The University Charter School (UCS) opened its doors to serve students from kindergarten to eighth grade in the city of Livingston, AL.com reported. Both white and Black students — more than half of the 300-plus students were Black while a little less than a half were white — sat and learned in classrooms. UCS made history with having a better balance of a diverse student body. No other school in the county has even come close to UCS’ more equitable ratio of white and Black students, according to historical enrollment documents.
The UCS ratio shed light on the county’s demographics, which is 76 percent Black and 24 percent white, according to the latest U.S. Census data. The county was also the poorest one in the state.
The process of integration in Sumter, like that of Alabama, has been slow despite the large population of African-Americans in the county. The 1969 federal court decision that ordered integration to come to Sumter — 15 years after the landmark Brown vs. Board of Education decision — spurred white students to create their own private schools called “segregation academies.”

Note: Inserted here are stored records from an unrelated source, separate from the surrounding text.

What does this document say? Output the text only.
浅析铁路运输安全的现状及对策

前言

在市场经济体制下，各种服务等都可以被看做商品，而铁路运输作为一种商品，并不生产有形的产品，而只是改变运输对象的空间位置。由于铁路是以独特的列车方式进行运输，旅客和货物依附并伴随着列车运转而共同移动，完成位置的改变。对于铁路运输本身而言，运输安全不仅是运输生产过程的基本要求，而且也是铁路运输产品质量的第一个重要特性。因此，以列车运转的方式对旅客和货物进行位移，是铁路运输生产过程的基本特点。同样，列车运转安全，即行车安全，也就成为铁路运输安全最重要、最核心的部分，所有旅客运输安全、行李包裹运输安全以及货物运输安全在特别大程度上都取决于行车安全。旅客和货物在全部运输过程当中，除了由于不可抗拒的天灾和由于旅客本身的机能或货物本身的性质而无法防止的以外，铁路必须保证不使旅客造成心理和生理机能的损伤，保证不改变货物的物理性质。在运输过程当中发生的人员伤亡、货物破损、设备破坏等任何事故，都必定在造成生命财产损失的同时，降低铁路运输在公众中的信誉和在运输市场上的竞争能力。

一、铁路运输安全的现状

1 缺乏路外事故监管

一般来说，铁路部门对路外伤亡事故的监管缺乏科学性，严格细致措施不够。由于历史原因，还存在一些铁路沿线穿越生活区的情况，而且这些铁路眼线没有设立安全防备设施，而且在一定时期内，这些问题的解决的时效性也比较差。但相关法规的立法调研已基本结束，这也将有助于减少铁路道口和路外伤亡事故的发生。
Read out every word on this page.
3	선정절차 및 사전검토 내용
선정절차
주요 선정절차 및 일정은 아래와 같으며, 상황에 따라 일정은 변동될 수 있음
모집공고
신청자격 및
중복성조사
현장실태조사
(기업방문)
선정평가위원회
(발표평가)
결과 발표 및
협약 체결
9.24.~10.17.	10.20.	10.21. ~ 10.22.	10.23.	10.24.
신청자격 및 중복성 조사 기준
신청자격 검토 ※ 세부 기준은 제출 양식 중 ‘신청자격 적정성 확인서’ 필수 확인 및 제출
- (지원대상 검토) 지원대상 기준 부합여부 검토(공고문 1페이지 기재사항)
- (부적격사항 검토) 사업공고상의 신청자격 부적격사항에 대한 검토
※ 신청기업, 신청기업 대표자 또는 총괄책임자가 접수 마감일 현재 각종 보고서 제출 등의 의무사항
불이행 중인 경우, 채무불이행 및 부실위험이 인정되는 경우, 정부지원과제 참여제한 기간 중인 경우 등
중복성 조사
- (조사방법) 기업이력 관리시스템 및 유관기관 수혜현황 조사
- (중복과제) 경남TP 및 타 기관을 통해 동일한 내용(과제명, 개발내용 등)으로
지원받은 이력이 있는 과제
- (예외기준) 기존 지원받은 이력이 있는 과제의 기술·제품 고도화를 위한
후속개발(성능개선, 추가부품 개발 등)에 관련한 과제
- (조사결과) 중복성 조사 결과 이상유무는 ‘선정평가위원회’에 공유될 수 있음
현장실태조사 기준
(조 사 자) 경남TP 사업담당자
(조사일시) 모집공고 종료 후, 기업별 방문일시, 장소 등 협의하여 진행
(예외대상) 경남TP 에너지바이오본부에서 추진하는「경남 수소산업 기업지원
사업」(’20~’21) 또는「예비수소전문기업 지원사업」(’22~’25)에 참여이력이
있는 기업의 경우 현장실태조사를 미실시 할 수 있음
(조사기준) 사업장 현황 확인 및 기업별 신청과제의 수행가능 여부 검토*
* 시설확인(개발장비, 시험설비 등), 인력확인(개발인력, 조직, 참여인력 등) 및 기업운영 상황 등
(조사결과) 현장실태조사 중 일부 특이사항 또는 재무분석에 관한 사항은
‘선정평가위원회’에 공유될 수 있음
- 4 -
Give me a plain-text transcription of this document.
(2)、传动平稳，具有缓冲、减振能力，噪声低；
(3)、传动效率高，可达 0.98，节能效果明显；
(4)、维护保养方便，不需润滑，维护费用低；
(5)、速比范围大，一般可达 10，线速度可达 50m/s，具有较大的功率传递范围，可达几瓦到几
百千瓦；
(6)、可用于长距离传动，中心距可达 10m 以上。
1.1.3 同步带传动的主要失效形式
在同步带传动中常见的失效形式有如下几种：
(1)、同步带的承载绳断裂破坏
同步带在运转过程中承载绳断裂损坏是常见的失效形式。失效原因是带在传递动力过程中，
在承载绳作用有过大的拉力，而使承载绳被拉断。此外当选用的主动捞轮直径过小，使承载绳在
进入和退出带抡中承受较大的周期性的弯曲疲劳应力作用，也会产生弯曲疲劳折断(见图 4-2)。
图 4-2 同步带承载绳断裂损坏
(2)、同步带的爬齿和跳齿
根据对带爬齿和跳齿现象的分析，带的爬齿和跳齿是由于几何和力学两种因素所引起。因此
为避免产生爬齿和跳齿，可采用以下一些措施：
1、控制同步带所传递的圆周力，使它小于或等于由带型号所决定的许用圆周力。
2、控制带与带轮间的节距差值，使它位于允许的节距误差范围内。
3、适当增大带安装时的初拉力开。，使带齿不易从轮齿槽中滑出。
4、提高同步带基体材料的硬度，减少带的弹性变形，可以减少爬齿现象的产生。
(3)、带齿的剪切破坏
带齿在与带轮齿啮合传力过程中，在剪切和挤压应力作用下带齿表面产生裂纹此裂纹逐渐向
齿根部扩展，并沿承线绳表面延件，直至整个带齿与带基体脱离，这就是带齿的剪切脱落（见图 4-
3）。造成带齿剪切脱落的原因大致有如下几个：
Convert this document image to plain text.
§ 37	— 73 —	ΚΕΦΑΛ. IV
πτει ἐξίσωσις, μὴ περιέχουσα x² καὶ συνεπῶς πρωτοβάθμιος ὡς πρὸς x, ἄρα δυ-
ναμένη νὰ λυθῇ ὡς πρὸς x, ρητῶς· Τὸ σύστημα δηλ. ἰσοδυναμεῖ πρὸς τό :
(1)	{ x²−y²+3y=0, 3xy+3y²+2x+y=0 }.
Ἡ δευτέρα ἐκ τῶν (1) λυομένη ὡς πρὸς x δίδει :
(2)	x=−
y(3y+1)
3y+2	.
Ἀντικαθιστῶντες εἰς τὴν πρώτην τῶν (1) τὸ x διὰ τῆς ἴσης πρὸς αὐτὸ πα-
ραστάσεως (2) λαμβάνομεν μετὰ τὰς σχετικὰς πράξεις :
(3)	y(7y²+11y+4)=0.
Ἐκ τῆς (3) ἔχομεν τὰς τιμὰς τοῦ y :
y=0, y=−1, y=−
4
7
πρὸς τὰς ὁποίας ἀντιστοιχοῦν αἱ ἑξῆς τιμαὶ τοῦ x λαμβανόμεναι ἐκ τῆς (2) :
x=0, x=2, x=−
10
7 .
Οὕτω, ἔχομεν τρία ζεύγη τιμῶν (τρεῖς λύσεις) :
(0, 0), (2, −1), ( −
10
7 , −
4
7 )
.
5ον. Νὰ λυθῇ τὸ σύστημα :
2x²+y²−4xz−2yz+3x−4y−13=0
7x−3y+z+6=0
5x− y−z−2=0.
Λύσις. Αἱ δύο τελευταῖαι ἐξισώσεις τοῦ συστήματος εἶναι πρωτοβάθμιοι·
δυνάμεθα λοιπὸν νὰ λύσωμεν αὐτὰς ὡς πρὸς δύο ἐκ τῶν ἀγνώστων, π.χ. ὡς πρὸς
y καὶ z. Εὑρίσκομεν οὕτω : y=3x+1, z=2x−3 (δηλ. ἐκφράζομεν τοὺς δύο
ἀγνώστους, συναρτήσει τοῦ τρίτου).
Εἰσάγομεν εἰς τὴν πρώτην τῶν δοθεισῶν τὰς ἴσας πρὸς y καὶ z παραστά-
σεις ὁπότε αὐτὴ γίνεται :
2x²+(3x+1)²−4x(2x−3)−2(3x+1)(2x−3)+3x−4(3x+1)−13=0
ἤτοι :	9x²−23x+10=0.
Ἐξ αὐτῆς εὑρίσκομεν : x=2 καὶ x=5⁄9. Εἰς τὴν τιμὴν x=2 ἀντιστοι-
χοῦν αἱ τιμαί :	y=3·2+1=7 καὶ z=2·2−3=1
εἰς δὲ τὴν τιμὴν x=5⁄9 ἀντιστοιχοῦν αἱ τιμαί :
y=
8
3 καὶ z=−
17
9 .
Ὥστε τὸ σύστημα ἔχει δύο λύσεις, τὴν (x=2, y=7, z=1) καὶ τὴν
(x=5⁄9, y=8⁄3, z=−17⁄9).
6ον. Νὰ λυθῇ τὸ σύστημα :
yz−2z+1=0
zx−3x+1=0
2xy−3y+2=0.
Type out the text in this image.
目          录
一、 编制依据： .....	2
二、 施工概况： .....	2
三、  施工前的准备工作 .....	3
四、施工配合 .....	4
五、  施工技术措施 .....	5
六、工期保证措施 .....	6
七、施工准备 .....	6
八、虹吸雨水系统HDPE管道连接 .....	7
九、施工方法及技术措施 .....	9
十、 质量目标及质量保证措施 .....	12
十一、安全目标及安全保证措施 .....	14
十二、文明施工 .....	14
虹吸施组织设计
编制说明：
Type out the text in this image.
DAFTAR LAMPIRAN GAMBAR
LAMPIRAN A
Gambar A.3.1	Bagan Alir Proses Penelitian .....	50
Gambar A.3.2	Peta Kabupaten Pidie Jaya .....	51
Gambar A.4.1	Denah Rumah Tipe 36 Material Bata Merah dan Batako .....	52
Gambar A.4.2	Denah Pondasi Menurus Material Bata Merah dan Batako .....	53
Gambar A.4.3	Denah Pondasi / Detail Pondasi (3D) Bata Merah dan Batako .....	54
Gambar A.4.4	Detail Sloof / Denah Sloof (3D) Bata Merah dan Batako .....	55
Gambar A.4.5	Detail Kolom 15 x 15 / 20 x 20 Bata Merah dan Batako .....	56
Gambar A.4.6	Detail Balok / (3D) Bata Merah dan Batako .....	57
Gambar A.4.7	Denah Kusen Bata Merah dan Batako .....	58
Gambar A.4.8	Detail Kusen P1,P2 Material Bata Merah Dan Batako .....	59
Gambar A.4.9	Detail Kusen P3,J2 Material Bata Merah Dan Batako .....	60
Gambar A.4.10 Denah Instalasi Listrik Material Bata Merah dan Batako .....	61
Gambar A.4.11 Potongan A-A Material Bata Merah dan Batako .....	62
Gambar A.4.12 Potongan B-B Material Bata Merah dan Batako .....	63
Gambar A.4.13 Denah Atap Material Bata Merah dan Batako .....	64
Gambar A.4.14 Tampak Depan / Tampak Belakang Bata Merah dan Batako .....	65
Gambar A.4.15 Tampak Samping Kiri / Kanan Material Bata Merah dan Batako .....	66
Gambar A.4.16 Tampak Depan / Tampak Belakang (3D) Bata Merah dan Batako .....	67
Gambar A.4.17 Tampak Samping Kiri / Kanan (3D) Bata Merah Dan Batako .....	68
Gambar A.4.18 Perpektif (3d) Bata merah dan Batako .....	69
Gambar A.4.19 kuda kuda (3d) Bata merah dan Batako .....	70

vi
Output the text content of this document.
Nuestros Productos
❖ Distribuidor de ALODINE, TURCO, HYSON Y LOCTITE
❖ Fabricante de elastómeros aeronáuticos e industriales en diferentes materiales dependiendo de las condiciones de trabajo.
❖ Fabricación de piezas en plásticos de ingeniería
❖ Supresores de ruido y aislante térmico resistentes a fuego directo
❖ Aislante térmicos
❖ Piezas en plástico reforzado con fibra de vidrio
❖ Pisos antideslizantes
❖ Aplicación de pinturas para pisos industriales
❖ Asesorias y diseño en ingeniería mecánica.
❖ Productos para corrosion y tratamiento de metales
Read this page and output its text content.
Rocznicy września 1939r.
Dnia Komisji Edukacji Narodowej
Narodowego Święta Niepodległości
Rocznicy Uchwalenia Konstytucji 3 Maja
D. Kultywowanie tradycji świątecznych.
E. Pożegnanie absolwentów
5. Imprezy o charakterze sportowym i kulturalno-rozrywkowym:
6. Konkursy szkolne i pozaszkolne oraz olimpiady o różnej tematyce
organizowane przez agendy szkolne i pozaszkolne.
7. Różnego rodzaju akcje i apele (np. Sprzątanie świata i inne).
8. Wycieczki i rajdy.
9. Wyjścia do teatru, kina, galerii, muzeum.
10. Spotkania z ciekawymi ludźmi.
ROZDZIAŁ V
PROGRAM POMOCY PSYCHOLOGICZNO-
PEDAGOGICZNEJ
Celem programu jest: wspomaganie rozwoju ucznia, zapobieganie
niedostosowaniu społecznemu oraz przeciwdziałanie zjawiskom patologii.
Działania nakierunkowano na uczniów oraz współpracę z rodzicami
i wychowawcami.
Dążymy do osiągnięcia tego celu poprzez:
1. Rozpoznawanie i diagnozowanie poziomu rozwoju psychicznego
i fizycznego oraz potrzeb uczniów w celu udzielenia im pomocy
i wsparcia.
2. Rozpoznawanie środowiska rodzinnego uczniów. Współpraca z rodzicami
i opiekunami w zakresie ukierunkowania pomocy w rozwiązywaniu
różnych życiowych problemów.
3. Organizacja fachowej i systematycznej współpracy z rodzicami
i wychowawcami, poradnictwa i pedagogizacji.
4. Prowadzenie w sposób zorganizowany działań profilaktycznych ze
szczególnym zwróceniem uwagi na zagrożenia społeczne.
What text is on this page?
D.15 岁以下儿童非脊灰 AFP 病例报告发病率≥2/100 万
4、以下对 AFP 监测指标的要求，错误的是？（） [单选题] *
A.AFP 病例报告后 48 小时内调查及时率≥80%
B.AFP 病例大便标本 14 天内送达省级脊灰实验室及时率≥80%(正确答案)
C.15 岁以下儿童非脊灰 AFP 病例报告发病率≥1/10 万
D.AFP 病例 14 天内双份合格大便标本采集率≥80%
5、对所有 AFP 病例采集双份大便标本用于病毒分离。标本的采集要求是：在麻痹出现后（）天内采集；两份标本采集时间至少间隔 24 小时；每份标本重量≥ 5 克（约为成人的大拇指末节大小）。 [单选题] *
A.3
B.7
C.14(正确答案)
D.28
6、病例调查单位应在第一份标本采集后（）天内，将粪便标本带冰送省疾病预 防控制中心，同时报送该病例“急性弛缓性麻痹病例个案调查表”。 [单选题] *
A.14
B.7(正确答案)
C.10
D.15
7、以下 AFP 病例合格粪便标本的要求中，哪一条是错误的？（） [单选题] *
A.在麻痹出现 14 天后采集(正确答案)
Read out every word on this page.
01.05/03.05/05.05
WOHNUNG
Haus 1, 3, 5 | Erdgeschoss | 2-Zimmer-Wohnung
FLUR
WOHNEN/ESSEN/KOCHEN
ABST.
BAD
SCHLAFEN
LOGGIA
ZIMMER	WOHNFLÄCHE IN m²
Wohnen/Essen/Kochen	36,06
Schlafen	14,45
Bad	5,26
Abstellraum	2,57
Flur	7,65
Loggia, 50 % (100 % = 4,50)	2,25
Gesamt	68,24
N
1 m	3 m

As those private “academies” spread, Sumter’s public school district became predominantly Black. Parents were stuck with a choice of sending their kids to an all-white private institution or a largely Black public school.
However, that hasn’t stopped strong integration pushes, which have led to the creation of UCS. A circuit county judge gave the green light for the school’s opening last month, beginning to clear the way for the painful segregation struggle to end and a more intertwined community to emerge.
With the school’s debut, parents, teachers and students alike were thrilled and recognized the significance of the event.
“The school will work wonders for the community,” Markeitha Tolliver, parent of fourth-grader Marquez Tolliver, said. “I’m praying they keep it for a very long time.”